MY PRINCE

MY PRINCE
PRIA YANG SAMA



Ibu Saraswati mengatakan hal tersebut dengan memeluk Laras dengan sangat erat.


"Kabar Laras baik Bu."


"Sayang maafkan mama yang belum berkunjung ke rumah kalian, mama beberapa Minggu ini baru saja tiba dari Korea Selatan dan pagi ini kebetulan sekali bertemu dengan mu."


Ibu Saraswati mengatakan hal tersebut sambil memeluk erat Laras.


"Iya ma, Laras mengerti keadaan mama."


Laras terpaksa membalas pelukan dari sang ibu mertua, meskipun itu dengan sangat canggung.


"Laras, ayo aku kenalkan dengan klien besar ku kepada mu."


Prince mengatakan hal tersebut sambil mengandeng tangan Laras.


"Ma aku dan mas Prince pergi dulu."


"Pergilah nak."


Dan setelah mengatakan hal tersebut Laras mengikuti langkah kaki suaminya.


"Mr James senang melihat mu kembali ke tanah air."


Deg


Ke dua mata Laras seakan - akan ingin keluar dari tempatnya saat dia melihat satu laki - laki tampan dengan kumis tebal dan juga jambang yang penuh di wajahnya.


"Senang juga bertemu dengan mu Mr Prince, aku beruntung sekali bisa menjadi rekan bisnis mu di dalam usaha yang semakin hari maju dengan sangat pesat."

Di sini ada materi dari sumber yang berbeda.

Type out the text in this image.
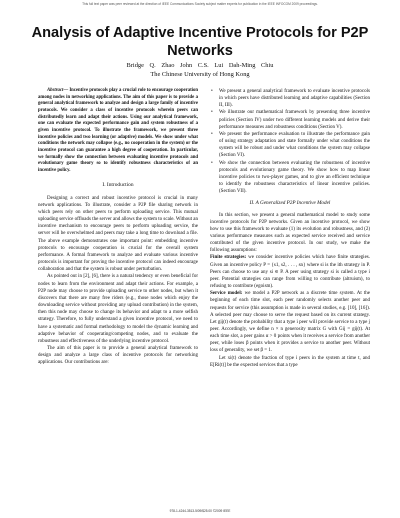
This full text paper was peer reviewed at the direction of IEEE Communications Society subject matter experts for publication in the IEEE INFOCOM 2009 proceedings.
Analysis of Adaptive Incentive Protocols for P2P Networks
Bridge Q. Zhao John C.S. Lui Dah-Ming Chiu
The Chinese University of Hong Kong

Abstract— Incentive protocols play a crucial role to encourage cooperation among nodes in networking applications. The aim of this paper is to provide a general analytical framework to analyze and design a large family of incentive protocols. We consider a class of incentive protocols wherein peers can distributedly learn and adapt their actions. Using our analytical framework, one can evaluate the expected performance gain and system robustness of a given incentive protocol. To illustrate the framework, we present three incentive policies and two learning (or adaptive) models. We show under what conditions the network may collapse (e.g., no cooperation in the system) or the incentive protocol can guarantee a high degree of cooperation. In particular, we formally show the connection between evaluating incentive protocols and evolutionary game theory so to identify robustness characteristics of an incentive policy.

I. Introduction

Designing a correct and robust incentive protocol is crucial in many network applications. To illustrate, consider a P2P file sharing network in which peers rely on other peers to perform uploading service. This mutual uploading service offloads the server and allows the system to scale. Without an incentive mechanism to encourage peers to perform uploading service, the server will be overwhelmed and peers may take a long time to download a file. The above example demonstrates one important point: embedding incentive protocols to encourage cooperation is crucial for the overall system performance. A formal framework to analyze and evaluate various incentive protocols is important for proving the incentive protocol can indeed encourage collaboration and that the system is robust under perturbation.

As pointed out in [2], [6], there is a natural tendency or even beneficial for nodes to learn from the environment and adapt their actions. For example, a P2P node may choose to provide uploading service to other nodes, but when it discovers that there are many free riders (e.g., those nodes which enjoy the downloading service without providing any upload contribution) in the system, then this node may choose to change its behavior and adapt to a more selfish strategy. Therefore, to fully understand a given incentive protocol, we need to have a systematic and formal methodology to model the dynamic learning and adaptive behavior of cooperating/competing nodes, and to evaluate the robustness and effectiveness of the underlying incentive protocol.

The aim of this paper is to provide a general analytical framework to design and analyze a large class of incentive protocols for networking applications. Our contributions are:

• We present a general analytical framework to evaluate incentive protocols in which peers have distributed learning and adaptive capabilities (Section II, III).
• We illustrate our mathematical framework by presenting three incentive policies (Section IV) under two different learning models and derive their performance measures and robustness conditions (Section V).
• We present the performance evaluation to illustrate the performance gain of using strategy adaptation and state formally under what conditions the system will be robust and under what conditions the system may collapse (Section VI).
• We show the connection between evaluating the robustness of incentive protocols and evolutionary game theory. We show how to map linear incentive policies to two-player games, and to give an efficient technique to identify the robustness characteristics of linear incentive policies. (Section VII).
II. A Generalized P2P Incentive Model

In this section, we present a general mathematical model to study some incentive protocols for P2P networks. Given an incentive protocol, we show how to use this framework to evaluate (1) its evolution and robustness, and (2) various performance measures such as expected service received and service contributed of the given incentive protocol. In our study, we make the following assumptions:

Finite strategies: we consider incentive policies which have finite strategies. Given an incentive policy P = {s1, s2, . . . , sn} where si is the ith strategy in P. Peers can choose to use any si ∈ P. A peer using strategy si is called a type i peer. Potential strategies can range from willing to contribute (altruism), to refusing to contribute (egoism).

Service model: we model a P2P network as a discrete time system. At the beginning of each time slot, each peer randomly selects another peer and requests for service (this assumption is made in several studies, e.g. [10], [16]). A selected peer may choose to serve the request based on its current strategy. Let gij(t) denote the probability that a type i peer will provide service to a type j peer. Accordingly, we define n × n generosity matrix G with Gij = gij(t). At each time slot, a peer gains α > 0 points when it receives a service from another peer, while loses β points when it provides a service to another peer. Without loss of generality, we set β = 1.

Let xi(t) denote the fraction of type i peers in the system at time t, and E[Ri(t)] be the expected services that a type

978-1-4244-3513-5/09/$25.00 ©2009 IEEE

James mengatakan hal tersebut sambil sesekali melirik ke arah Laras yang sejak tadi selalu memalingkan pandangannya ke segala arah.


"Siapa wanita cantik yang ada di samping mu ini Mr Prince?"

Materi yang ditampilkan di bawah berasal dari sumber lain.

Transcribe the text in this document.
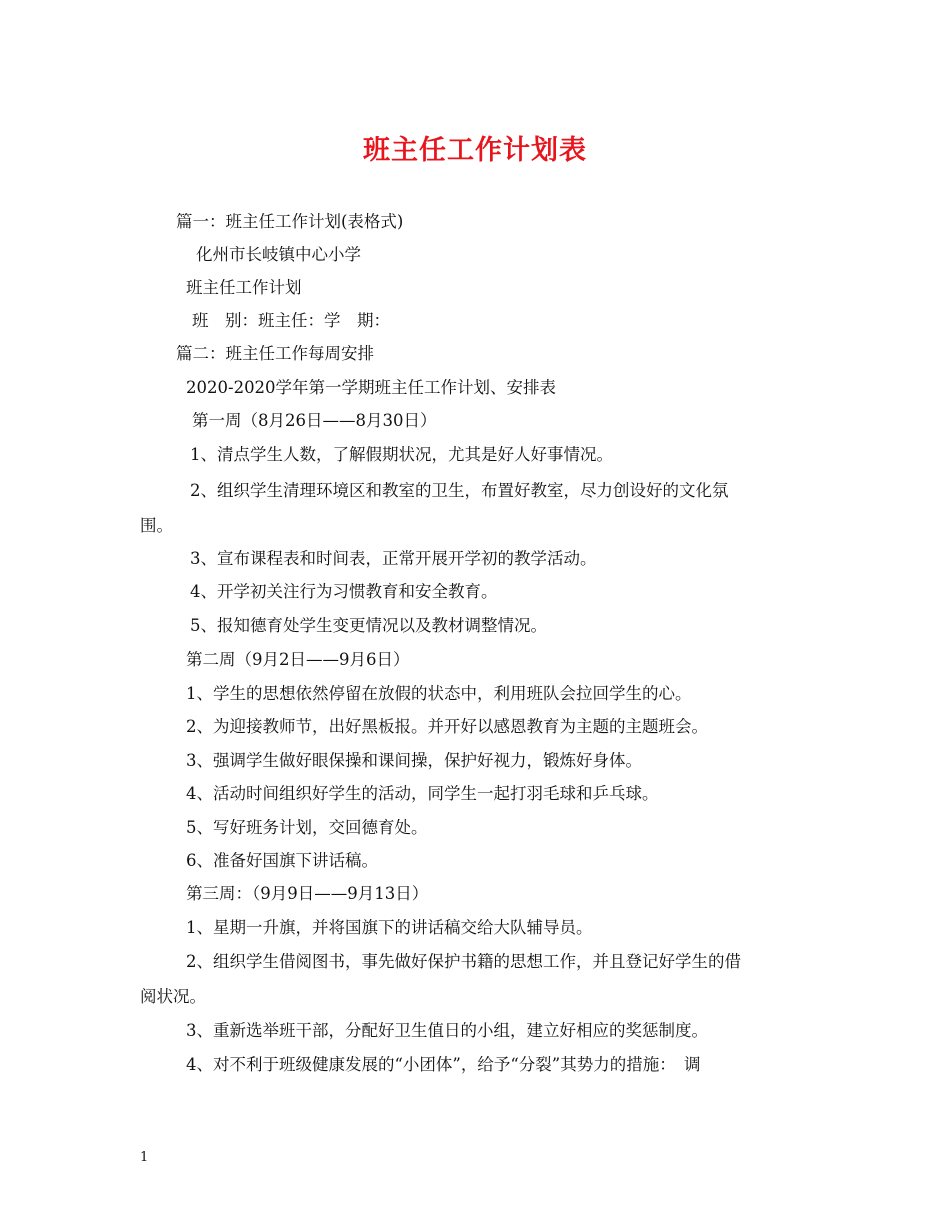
班主任工作计划表
篇一：班主任工作计划(表格式)
化州市长岐镇中心小学
班主任工作计划
班　别：班主任：学　期：
篇二：班主任工作每周安排
2020-2020学年第一学期班主任工作计划、安排表
第一周（8月26日——8月30日）
1、清点学生人数，了解假期状况，尤其是好人好事情况。
2、组织学生清理环境区和教室的卫生，布置好教室，尽力创设好的文化氛
围。
3、宣布课程表和时间表，正常开展开学初的教学活动。
4、开学初关注行为习惯教育和安全教育。
5、报知德育处学生变更情况以及教材调整情况。
第二周（9月2日——9月6日）
1、学生的思想依然停留在放假的状态中，利用班队会拉回学生的心。
2、为迎接教师节，出好黑板报。并开好以感恩教育为主题的主题班会。
3、强调学生做好眼保操和课间操，保护好视力，锻炼好身体。
4、活动时间组织好学生的活动，同学生一起打羽毛球和乒乓球。
5、写好班务计划，交回德育处。
6、准备好国旗下讲话稿。
第三周：（9月9日——9月13日）
1、星期一升旗，并将国旗下的讲话稿交给大队辅导员。
2、组织学生借阅图书，事先做好保护书籍的思想工作，并且登记好学生的借
阅状况。
3、重新选举班干部，分配好卫生值日的小组，建立好相应的奖惩制度。
4、对不利于班级健康发展的“小团体”，给予“分裂”其势力的措施：　调
1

James mengatakan hal tersebut sambil tersenyum ke arah Laras.


"Ah perkenalkan ini Laras dan wanita cantik yang luar biasa ini adalah istri ku, ya satu - satunya istri ku."

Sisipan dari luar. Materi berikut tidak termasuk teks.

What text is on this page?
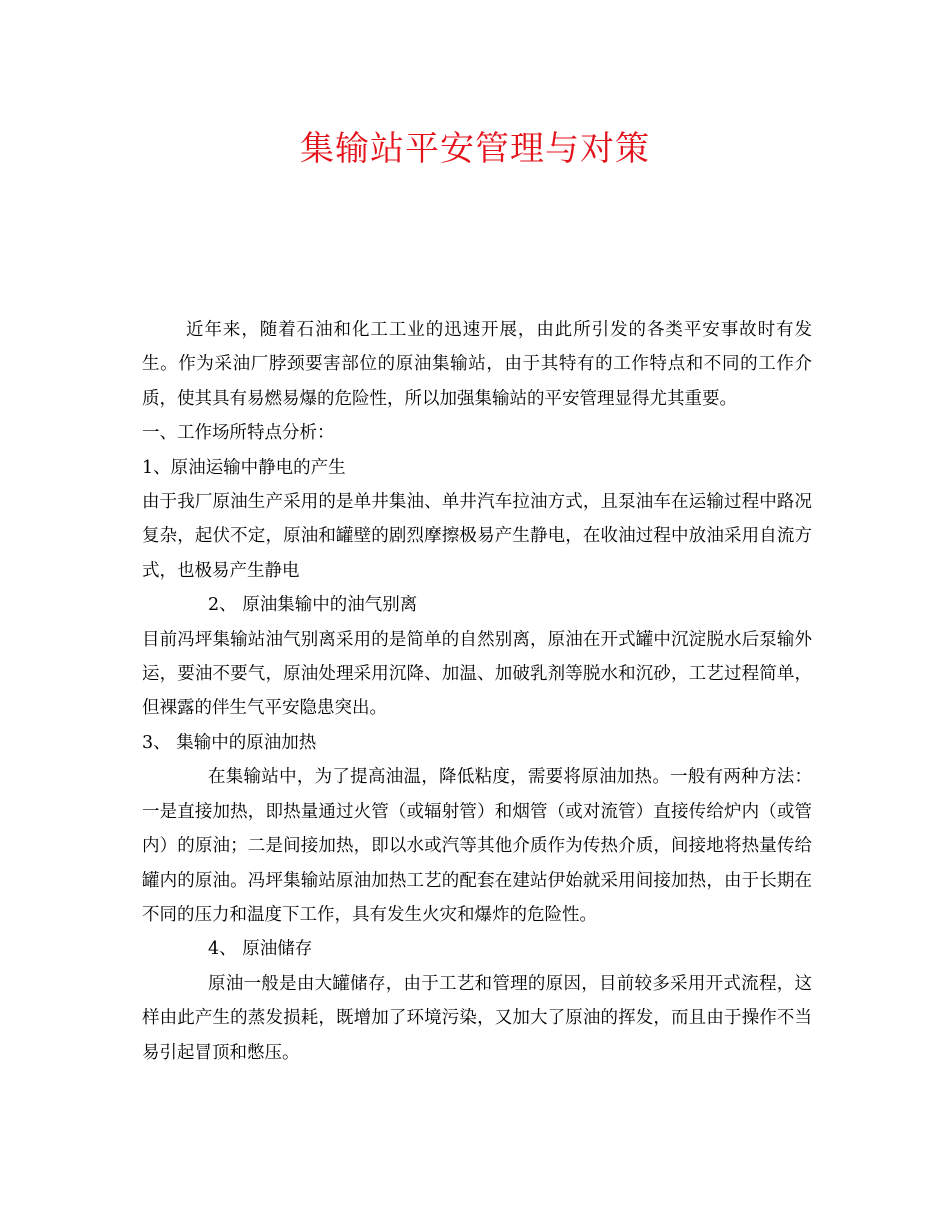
集输站平安管理与对策

近年来，随着石油和化工工业的迅速开展，由此所引发的各类平安事故时有发生。作为采油厂脖颈要害部位的原油集输站，由于其特有的工作特点和不同的工作介质，使其具有易燃易爆的危险性，所以加强集输站的平安管理显得尤其重要。

一、工作场所特点分析：

1、原油运输中静电的产生

由于我厂原油生产采用的是单井集油、单井汽车拉油方式，且泵油车在运输过程中路况复杂，起伏不定，原油和罐壁的剧烈摩擦极易产生静电，在收油过程中放油采用自流方式，也极易产生静电

2、 原油集输中的油气别离

目前冯坪集输站油气别离采用的是简单的自然别离，原油在开式罐中沉淀脱水后泵输外运，要油不要气，原油处理采用沉降、加温、加破乳剂等脱水和沉砂，工艺过程简单，但裸露的伴生气平安隐患突出。

3、 集输中的原油加热

在集输站中，为了提高油温，降低粘度，需要将原油加热。一般有两种方法：一是直接加热，即热量通过火管（或辐射管）和烟管（或对流管）直接传给炉内（或管内）的原油；二是间接加热，即以水或汽等其他介质作为传热介质，间接地将热量传给罐内的原油。冯坪集输站原油加热工艺的配套在建站伊始就采用间接加热，由于长期在不同的压力和温度下工作，具有发生火灾和爆炸的危险性。

4、 原油储存

原油一般是由大罐储存，由于工艺和管理的原因，目前较多采用开式流程，这样由此产生的蒸发损耗，既增加了环境污染，又加大了原油的挥发，而且由于操作不当易引起冒顶和憋压。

"Senang bertemu dengan mu nyonya Prince."


James mengatakan hal tersebut sambil mengulurkan tangannya kepada Laras.


"Senang juga bertemu dengan anda Mr James."


Dengan terpaksa Laras menerima uluran tangan dari James meskipun tanpa tersenyum sedikitpun.


"Bagaimana dengan pekerjaan yang akan kita jalin Mr James?"


"Ah tentunya kita bisa bicarakan di sini jika anda tidak keberatan."


Seketika itu juga Prince langsung menoleh ke arah Laras.


"Pergilah mas, aku juga ingin mencicipi makanan yang sedang di sajikan."


Laras yang seakan - akan mengerti dari tatapan mata dari Prince langsung mengizinkan ke dua laki - laki tersebut untuk melakukan pembicaraan pekerjaan.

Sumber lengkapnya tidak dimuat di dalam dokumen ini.